Miz Mozetta and her friends ought to be too old to dance, but Jazzy Miz Mozetta shows just how many moves the old folks still have. This wonderful story is a tribute to jazz that honors the past without ever going historical. Roberts keeps admirable control of her language in text that captures the beauty and movement of music and dance without ever forgetting about narrative and story. The text is well-crafted and fun to read aloud, and Frank Morrison’s illustrations bring incredible movement and exuberance to the story. Morrison won a well-deserved Coretta Scott King/John Steptoe New Talent Award for his work in this 2004 title.

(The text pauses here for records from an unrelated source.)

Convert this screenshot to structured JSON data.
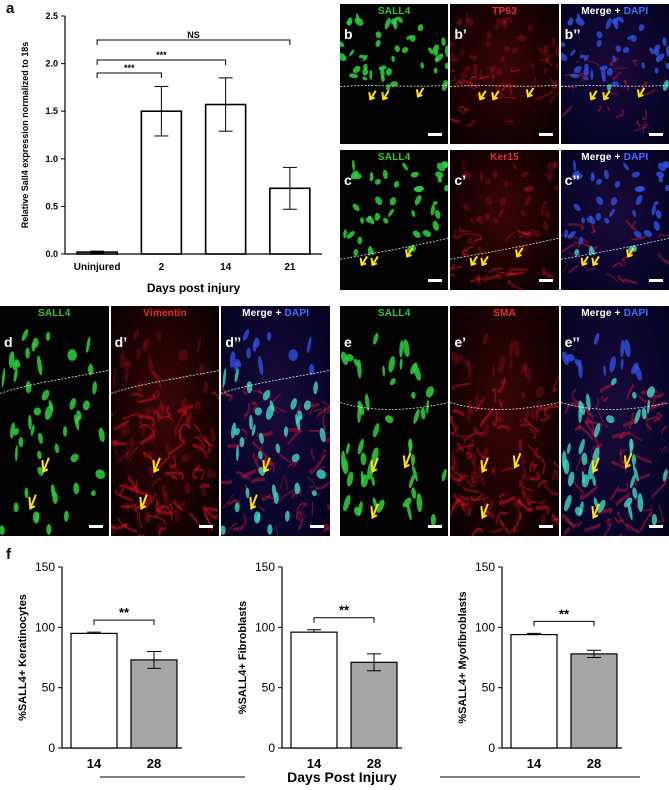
{
  "panel_a": {
    "label": "a",
    "chart_data": {
      "type": "bar",
      "categories": [
        "Uninjured",
        "2",
        "14",
        "21"
      ],
      "values": [
        0.02,
        1.5,
        1.57,
        0.69
      ],
      "errors": [
        0.01,
        0.26,
        0.28,
        0.22
      ],
      "ylabel": "Relative Sall4 expression normalized to 18s",
      "xlabel": "Days post injury",
      "ylim": [
        0,
        2.5
      ],
      "yticks": [
        "0.0",
        "0.5",
        "1.0",
        "1.5",
        "2.0",
        "2.5"
      ],
      "significance": [
        {
          "from": "Uninjured",
          "to": "2",
          "label": "***"
        },
        {
          "from": "Uninjured",
          "to": "14",
          "label": "***"
        },
        {
          "from": "Uninjured",
          "to": "21",
          "label": "NS"
        }
      ]
    }
  },
  "micro_bc": {
    "rows": [
      {
        "panels": [
          {
            "sub": "b",
            "channel": "SALL4",
            "tone": "green"
          },
          {
            "sub": "b’",
            "channel": "TP63",
            "tone": "red"
          },
          {
            "sub": "b’’",
            "channel_prefix": "Merge + ",
            "channel": "DAPI",
            "tone": "merge"
          }
        ]
      },
      {
        "panels": [
          {
            "sub": "c",
            "channel": "SALL4",
            "tone": "green"
          },
          {
            "sub": "c’",
            "channel": "Ker15",
            "tone": "red"
          },
          {
            "sub": "c’’",
            "channel_prefix": "Merge + ",
            "channel": "DAPI",
            "tone": "merge"
          }
        ]
      }
    ]
  },
  "micro_de": {
    "left": [
      {
        "sub": "d",
        "channel": "SALL4",
        "tone": "green"
      },
      {
        "sub": "d’",
        "channel": "Vimentin",
        "tone": "red"
      },
      {
        "sub": "d’’",
        "channel_prefix": "Merge + ",
        "channel": "DAPI",
        "tone": "merge"
      }
    ],
    "right": [
      {
        "sub": "e",
        "channel": "SALL4",
        "tone": "green"
      },
      {
        "sub": "e’",
        "channel": "SMA",
        "tone": "red"
      },
      {
        "sub": "e’’",
        "channel_prefix": "Merge + ",
        "channel": "DAPI",
        "tone": "merge"
      }
    ]
  },
  "panel_f": {
    "label": "f",
    "xlabel": "Days Post Injury",
    "chart_data": [
      {
        "type": "bar",
        "categories": [
          "14",
          "28"
        ],
        "values": [
          95,
          73
        ],
        "errors": [
          1,
          7
        ],
        "ylabel": "%SALL4+ Keratinocytes",
        "ylim": [
          0,
          150
        ],
        "yticks": [
          "0",
          "50",
          "100",
          "150"
        ],
        "significance": "**",
        "colors": [
          "#ffffff",
          "#a6a6a6"
        ]
      },
      {
        "type": "bar",
        "categories": [
          "14",
          "28"
        ],
        "values": [
          96,
          71
        ],
        "errors": [
          2,
          7
        ],
        "ylabel": "%SALL4+ Fibroblasts",
        "ylim": [
          0,
          150
        ],
        "yticks": [
          "0",
          "50",
          "100",
          "150"
        ],
        "significance": "**",
        "colors": [
          "#ffffff",
          "#a6a6a6"
        ]
      },
      {
        "type": "bar",
        "categories": [
          "14",
          "28"
        ],
        "values": [
          94,
          78
        ],
        "errors": [
          1,
          3
        ],
        "ylabel": "%SALL4+ Myofibroblasts",
        "ylim": [
          0,
          150
        ],
        "yticks": [
          "0",
          "50",
          "100",
          "150"
        ],
        "significance": "**",
        "colors": [
          "#ffffff",
          "#a6a6a6"
        ]
      }
    ]
  }
}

Have You Seen My New Blue Socks? is really too young for my son, but I still enjoyed reading it aloud to him. The main reason I checked it out is because it’s illustrated by Sergio Ruzzier and we’re trying to be completists with Ruzzier. How I love his work. This is a rhyming book, and you all know how I feel about rhyme, but somehow Eve Bunting made it okay. I’ve been struggling to put into words what I liked about this book, so I asked my son what I should write. Here’s his review: “Tell everybody this book is good for kids.” So there you go. Have You Seen My New Blue Socks? is good for kids.

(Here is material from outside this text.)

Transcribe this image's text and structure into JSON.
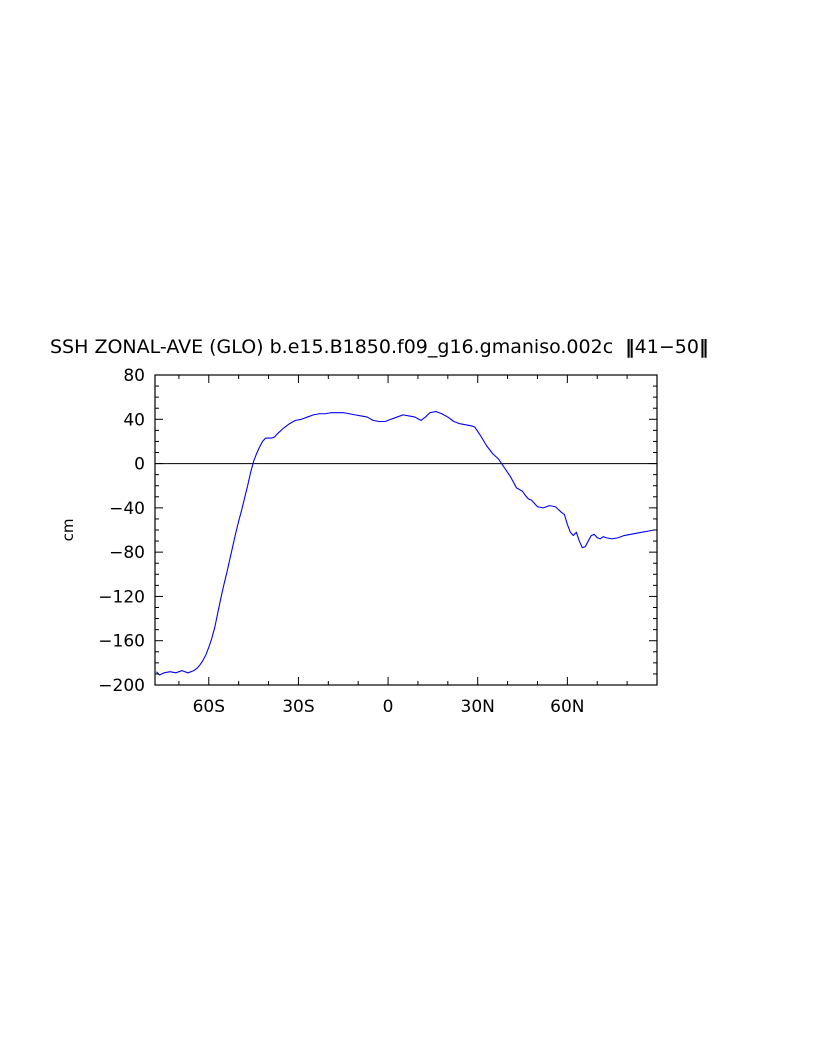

We’re also trying to be completists of Emily Gravett’s work, so I was very pleased to discover Wolf Won’t Bite, which my son liked so much we had to read twice in the same evening. Gravett’s fractured fairy tale has the three little pigs capturing the wolf for their circus act and boasting about all the things he will do without biting them. I’m sure you can imagine what happens in the end. My son has a review for this one too: “Tell them it’s really funny. The pigs are stupid. No, don’t say that. That’s not polite.”
It would be nice to be completists of Eve Bunting too, but she’s written hundreds of books and I don’t know that we’ll ever get there. Gleam and Glow is surely one of her best–a poignant look at a family whose lives are changed by war. The Afterward explains that the story was inspired by events in Bosnia, but the situations, experiences, and feelings Bunting describes could apply to many similar conflicts around the world. I think this book could lead to some rich discussions. We didn’t love the art by Peter Sylvada, though his fish paintings are quite lovely. Though now that I’m thinking about it, what we didn’t like about the art–it seemed generic–may give the book a wider appeal.